Stephen Diehl, a London-based software engineer, has a simple answer. “If you’re going to talk about what the NFT market actually is,” he says, “ … calling it a ‘market’ is a very strange thing. What do people actually sell when they’re selling NFTs?” This question addresses what he believes is a common misconception — that the NFT is synonymous with the artwork itself. The NFT is actually more comparable to a ledger of receipts, pointing to the ownership of the artwork. It is not a physical market; it not is not selling goods, services, or equities. 

On a windy day in London where his voice is garbled and grim, Diehl, a self-admitted crypto skeptic, uses the poetics of analogy to tell the story of technical obscurantism and mystique as a way of perpetuating the “postmodern Ponzi” of the crypto world.             

While Zach Burks, CEO of Mintable — a digital platform on the Ethereum blockchain that allows users to create, distribute, buy, sell, and trade digital items through NFTs — likens his cyber-marketplace to an eBay, Stephen Diehl explains that it’s more like a “star market for art.”

“The fundamental flaw of the star market is that all you’re doing is basically paying somebody to say that this star is named after you [or] your significant other — and there’s nothing actually associated with that star. The credibility of it is basically on the person who keeps the registrar. And there’s nothing unique about that one, either, right. There could be multiple star registries … ” Which leads us to think, is there any intrinsic value in having a reference to a star or a reference to a piece of art? 

Or does the answer even matter if people are profiting all the same? Diehl  points out the similarities between cryptocurrencies and Pyramid Schemes or MLMs. While the comparison is not identical — they share fundamental commonalities in the urgency of recruiting, the uncertainty of endurance, and dooming the mass majority.

“So, it’s a complicated scheme,” says Diehl. “But the essence is [that] the money flows up the pyramid from later investors to early investors.” 

Whatever side of the joke you’re on, there seems to be excitement in the air — the prospect of investment returns, the emergence of new art forms, or the inevitability of the bubble “pop.” Acolytes, artists, investors, and cynics alike will agree that the market is being, at least partially, driven by mass speculation.

“Nobody will ever say that you can’t make money off an NFT, but you really have to look at what percentage of artists are actually making money,” Diehl says as he does the math over the phone. And we don’t yet know the rate of return for artists. For instance, what is the relationship between what artists are paying to mint (certification on the blockchain) and what they are getting in return? And ultimately, is this a legitimate opportunity for artists, or is it just a lot of smoke and mirrors?

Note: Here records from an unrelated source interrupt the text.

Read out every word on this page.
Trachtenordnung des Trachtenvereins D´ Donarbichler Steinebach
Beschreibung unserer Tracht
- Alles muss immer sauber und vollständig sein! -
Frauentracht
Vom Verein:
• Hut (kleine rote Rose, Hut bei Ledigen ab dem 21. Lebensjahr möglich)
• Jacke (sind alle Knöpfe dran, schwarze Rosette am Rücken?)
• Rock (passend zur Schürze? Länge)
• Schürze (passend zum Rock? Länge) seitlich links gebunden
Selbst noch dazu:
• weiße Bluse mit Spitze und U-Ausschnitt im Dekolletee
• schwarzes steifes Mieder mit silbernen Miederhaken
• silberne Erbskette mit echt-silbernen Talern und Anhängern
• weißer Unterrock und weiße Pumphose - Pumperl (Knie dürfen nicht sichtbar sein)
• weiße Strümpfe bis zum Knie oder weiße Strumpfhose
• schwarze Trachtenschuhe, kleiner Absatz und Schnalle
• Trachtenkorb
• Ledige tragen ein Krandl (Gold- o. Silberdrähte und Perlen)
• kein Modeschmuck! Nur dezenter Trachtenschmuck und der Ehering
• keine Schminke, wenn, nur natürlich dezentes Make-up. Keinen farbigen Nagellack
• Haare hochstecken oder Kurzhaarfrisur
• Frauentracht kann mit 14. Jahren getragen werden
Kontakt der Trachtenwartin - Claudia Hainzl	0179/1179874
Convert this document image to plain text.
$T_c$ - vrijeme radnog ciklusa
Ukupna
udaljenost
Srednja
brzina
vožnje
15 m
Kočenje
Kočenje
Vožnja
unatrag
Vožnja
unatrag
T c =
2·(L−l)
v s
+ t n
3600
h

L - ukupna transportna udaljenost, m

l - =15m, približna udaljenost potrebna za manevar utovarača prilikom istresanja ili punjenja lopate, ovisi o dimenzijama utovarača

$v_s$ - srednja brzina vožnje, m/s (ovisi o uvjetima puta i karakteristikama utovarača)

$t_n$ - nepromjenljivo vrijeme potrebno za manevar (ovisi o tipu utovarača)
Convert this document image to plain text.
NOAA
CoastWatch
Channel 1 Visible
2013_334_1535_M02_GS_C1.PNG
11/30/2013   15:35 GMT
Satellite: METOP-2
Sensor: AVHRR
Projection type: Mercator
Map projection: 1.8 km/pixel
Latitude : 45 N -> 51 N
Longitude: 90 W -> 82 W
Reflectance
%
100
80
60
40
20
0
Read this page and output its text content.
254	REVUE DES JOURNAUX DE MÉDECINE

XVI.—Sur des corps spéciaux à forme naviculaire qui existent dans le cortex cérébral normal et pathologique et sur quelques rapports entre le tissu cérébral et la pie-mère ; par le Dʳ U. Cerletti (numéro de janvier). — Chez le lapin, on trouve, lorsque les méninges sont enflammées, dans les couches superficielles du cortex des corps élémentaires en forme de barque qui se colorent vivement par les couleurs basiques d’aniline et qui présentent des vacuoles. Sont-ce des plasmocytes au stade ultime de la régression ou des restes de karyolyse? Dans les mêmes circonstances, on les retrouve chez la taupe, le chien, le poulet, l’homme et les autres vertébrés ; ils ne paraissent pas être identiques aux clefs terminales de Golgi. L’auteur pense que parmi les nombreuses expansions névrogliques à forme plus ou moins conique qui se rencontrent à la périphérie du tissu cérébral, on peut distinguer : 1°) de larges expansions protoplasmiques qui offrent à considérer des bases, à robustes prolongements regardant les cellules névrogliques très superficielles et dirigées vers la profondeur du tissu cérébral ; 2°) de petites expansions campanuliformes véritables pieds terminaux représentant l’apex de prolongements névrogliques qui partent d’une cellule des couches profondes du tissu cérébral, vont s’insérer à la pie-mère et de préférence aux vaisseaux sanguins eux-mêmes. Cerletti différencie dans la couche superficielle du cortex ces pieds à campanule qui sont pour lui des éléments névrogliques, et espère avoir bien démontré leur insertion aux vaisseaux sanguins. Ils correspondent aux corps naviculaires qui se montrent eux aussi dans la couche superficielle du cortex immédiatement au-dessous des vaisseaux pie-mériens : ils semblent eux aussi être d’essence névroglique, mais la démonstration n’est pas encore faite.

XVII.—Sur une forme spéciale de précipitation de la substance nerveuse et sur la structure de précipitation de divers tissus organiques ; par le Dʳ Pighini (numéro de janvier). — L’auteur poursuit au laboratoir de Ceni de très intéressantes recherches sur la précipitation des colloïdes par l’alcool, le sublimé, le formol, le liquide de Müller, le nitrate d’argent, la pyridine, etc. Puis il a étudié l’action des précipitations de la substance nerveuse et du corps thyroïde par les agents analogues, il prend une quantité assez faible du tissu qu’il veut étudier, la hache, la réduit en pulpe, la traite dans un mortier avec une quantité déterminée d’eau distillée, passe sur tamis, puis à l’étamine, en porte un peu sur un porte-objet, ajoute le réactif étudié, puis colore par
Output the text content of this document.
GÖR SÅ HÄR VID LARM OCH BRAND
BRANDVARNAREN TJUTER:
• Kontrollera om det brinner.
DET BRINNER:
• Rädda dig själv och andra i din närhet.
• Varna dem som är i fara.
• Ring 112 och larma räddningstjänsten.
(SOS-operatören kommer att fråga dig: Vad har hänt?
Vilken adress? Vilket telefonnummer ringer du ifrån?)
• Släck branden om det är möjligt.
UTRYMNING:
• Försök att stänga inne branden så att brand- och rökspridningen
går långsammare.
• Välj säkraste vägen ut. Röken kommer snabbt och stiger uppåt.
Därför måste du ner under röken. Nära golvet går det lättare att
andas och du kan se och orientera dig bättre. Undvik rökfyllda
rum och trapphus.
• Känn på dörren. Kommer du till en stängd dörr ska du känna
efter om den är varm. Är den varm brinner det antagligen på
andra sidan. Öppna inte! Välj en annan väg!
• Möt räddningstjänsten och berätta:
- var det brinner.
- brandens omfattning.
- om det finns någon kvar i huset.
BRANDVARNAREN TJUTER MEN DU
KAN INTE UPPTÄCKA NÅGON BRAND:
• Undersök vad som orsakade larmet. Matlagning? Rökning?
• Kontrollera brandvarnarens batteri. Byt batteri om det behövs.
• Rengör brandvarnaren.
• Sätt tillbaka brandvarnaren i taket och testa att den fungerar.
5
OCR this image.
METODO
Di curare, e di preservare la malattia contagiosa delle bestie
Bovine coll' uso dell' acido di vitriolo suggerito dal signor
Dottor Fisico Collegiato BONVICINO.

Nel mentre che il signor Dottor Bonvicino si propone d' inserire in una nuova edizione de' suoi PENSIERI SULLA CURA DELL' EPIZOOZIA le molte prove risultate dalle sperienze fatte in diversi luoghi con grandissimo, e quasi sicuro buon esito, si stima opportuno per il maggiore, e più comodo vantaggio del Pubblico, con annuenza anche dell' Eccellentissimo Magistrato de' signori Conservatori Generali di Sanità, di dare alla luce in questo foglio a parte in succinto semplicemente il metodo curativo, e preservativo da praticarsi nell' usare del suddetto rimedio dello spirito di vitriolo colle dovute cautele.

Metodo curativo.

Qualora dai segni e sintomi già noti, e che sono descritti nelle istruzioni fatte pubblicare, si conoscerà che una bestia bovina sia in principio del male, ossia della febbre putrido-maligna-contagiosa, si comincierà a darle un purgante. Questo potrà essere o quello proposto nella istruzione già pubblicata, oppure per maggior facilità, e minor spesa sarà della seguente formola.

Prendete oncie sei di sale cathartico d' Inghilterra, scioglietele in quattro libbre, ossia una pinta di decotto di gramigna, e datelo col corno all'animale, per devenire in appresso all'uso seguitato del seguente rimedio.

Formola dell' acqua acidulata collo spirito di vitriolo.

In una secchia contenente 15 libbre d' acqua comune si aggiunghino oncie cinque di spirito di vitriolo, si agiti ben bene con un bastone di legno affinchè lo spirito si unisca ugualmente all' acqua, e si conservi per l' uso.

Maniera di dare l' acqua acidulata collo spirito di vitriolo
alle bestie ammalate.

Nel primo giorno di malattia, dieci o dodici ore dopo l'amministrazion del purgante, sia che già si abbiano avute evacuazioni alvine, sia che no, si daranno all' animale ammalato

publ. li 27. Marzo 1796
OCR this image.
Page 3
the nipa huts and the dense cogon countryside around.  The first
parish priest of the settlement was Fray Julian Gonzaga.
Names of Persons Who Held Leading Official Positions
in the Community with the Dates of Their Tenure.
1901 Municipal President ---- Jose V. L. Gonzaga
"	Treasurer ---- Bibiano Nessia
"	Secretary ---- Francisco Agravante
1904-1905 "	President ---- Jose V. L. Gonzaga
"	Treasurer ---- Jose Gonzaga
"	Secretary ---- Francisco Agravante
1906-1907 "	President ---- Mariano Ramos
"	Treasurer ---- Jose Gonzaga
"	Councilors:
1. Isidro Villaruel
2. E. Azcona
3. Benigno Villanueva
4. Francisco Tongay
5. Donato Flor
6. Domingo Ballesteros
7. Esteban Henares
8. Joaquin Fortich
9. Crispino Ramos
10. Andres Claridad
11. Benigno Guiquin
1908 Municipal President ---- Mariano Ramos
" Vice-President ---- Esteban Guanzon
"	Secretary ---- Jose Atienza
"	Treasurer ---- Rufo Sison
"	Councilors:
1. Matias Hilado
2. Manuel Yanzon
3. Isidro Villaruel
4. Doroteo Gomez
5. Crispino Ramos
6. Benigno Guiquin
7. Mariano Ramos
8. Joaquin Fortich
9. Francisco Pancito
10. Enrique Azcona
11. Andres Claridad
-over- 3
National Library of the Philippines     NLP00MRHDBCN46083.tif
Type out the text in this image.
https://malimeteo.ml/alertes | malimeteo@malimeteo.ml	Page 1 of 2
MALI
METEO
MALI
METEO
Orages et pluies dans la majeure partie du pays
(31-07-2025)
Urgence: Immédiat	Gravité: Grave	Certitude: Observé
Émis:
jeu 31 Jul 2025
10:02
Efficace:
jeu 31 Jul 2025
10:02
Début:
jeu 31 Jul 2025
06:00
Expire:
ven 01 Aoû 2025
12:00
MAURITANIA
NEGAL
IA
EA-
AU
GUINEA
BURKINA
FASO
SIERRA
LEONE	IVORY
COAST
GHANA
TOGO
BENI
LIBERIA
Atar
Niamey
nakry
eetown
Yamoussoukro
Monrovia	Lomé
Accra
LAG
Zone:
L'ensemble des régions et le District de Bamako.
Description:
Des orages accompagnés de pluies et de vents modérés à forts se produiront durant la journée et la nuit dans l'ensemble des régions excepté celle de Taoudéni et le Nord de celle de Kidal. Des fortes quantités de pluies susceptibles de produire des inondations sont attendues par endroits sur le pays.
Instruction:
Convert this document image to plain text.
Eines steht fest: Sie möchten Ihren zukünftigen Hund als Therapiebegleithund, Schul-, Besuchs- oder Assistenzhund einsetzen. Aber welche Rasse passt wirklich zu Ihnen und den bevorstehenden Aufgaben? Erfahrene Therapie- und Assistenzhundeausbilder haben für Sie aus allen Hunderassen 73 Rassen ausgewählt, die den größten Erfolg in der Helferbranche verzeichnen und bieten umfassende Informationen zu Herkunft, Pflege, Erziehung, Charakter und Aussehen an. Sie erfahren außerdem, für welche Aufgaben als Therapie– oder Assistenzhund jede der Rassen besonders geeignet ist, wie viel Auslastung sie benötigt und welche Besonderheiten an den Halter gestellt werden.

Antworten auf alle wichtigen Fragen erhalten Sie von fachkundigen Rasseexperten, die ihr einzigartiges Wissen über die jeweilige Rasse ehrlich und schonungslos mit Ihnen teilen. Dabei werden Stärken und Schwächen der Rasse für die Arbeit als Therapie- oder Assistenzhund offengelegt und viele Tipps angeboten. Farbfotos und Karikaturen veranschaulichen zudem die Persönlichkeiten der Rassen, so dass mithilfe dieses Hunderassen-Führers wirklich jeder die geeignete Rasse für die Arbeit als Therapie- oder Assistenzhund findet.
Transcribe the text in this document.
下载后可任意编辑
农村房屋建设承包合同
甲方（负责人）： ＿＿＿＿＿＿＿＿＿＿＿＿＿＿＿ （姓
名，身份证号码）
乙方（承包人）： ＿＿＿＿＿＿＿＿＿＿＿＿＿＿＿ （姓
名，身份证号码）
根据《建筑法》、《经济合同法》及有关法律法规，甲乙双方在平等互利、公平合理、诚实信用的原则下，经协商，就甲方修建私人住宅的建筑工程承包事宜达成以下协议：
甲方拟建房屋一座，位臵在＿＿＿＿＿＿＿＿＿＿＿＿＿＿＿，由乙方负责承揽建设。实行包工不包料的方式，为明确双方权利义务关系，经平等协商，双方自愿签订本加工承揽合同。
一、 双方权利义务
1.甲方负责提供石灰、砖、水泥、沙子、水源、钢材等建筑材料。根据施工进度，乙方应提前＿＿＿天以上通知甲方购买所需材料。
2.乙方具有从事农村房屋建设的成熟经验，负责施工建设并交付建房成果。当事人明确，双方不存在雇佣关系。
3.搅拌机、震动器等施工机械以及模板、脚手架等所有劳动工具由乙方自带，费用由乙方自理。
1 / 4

Screenshot of a Tweet from user @punk6529

“I find so many traditional artworks to be so uninteresting,” says Meyohas. “So much of the same, and it’s all a big business. And so [with Non-Existent Token], it’s this odd thing where I’m returning something to you that shows you something surprising, but that’s totally accurate.” While we may now know how blockchain technologies will function in the art space in the future, Meyohas asks the questions for which there are only conjectural answers.